Briefly, ever so briefly, international oil prices rose sharply on the morning of Monday, Sept. 5.
The short-lived surge in petroleum costs — which at one point raised the price by as much as 5 percent — was not a quirk or even a financial hiccup.
And it was not a consequence of a weak U.S. dollar (although that reality certainly factored mildly into the equation).
The ephemeral uptick was a response to a flawed oil cooperation agreement between Saudi Arabia and Russia that was ironed out during the final hours of the G-20 summit of global economic powers in Hangzhou, China, over the weekend.
The agreement, which lasted all of about three hours, provided for Saudi Arabia — the largest oil producer within the Organization of Petroleum Exporting Countries (OPEC) — and Russia — the largest non-OPEC producer — to work together to help reinstate the value of the liquid hydrocarbon at $80 to $100 a barrel.
What it did not do, however, was to provide for a cap on production, which is the only realistic means of curbing the current glut and restoring traditional prices.

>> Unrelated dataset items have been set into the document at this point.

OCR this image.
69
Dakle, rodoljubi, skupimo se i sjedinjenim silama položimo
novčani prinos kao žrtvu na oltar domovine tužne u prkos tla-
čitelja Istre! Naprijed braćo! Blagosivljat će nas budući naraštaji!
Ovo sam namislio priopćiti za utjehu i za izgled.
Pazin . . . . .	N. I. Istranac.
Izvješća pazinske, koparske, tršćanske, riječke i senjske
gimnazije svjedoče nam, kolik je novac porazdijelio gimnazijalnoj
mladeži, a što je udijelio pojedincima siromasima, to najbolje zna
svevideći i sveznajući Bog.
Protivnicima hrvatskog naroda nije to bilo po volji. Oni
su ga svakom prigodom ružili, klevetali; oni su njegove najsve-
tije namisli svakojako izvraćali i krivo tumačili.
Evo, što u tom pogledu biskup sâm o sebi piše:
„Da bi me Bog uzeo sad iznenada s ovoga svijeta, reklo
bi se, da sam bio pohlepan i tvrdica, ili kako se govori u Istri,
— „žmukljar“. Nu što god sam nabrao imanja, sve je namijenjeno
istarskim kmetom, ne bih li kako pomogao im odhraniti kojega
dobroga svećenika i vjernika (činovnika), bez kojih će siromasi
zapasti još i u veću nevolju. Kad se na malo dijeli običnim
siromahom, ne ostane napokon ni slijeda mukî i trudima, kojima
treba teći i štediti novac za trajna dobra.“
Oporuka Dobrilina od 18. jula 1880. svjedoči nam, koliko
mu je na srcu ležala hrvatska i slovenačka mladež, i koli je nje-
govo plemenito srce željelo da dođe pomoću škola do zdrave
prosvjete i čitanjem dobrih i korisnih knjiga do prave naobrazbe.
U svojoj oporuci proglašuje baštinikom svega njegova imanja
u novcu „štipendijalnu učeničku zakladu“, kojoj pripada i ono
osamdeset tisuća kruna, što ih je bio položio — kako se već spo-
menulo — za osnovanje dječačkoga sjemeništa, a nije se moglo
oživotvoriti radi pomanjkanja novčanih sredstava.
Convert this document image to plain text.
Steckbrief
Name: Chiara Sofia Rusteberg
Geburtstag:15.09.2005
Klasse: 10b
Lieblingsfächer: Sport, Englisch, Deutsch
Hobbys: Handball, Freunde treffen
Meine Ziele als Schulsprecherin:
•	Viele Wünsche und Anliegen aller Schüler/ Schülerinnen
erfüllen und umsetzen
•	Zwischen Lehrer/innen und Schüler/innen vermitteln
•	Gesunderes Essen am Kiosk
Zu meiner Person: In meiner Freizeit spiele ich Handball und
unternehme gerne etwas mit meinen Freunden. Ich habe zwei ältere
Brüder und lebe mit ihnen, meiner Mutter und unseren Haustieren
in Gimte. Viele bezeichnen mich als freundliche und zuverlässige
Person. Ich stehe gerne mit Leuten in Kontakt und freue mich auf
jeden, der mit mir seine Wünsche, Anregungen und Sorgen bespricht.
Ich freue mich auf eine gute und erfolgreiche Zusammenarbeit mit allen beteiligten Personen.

Both the Saudi Arabian and Russian economies are highly dependent on oil, and both economies have felt the pinch since the Brent crude benchmark price began to plummet in 2014.
Consequently, it would seem that it would behoove the world’s two largest oil producers to reach a bargain that would benefit both of their pocketbooks.
Ah, but there’s the rub.
The truth is that neither Saudi King Salman bin Abdulaziz nor Russian President Vladimir Putin are all that concerned about their nation’s economies (although perhaps they should be, since economic turndowns are often followed by social upheavals).
Both Salman and Putin view the price of oil as a political tool, a means of maneuvering themselves into larger seats at the international negotiating table, especially regarding Middle Eastern affairs.
Saudi Arabia — which masterminded the fall in oil prices in the first place — devised the glut as a means of putting economic pressure on its lifelong archenemy Iran to stop backing the Bashar al-Assad regime in Syria and to butt out of Iraq, where Salman has Wahhabi ambitions to expand his Sunni territory.
Putin, on the other hand, has been supporting Tehran and the Assad government in Damascus, and is not willing to cave on his regional political intentions just to pad his country’s national budget, at least not for now.
End result: a stalemate.
There is still hope that Saudi Arabia and Russia will come to some sort of a bargain when the the subject of an oil output freeze is once again broached in Algiers later this month during informal OPEC talks slated to begin on Sept. 26.
But if that does not happen, there is little chance that crude prices will budge significantly in the next 12 months.
Unless, of course, someone finally blinks in this costly petroleum standoff.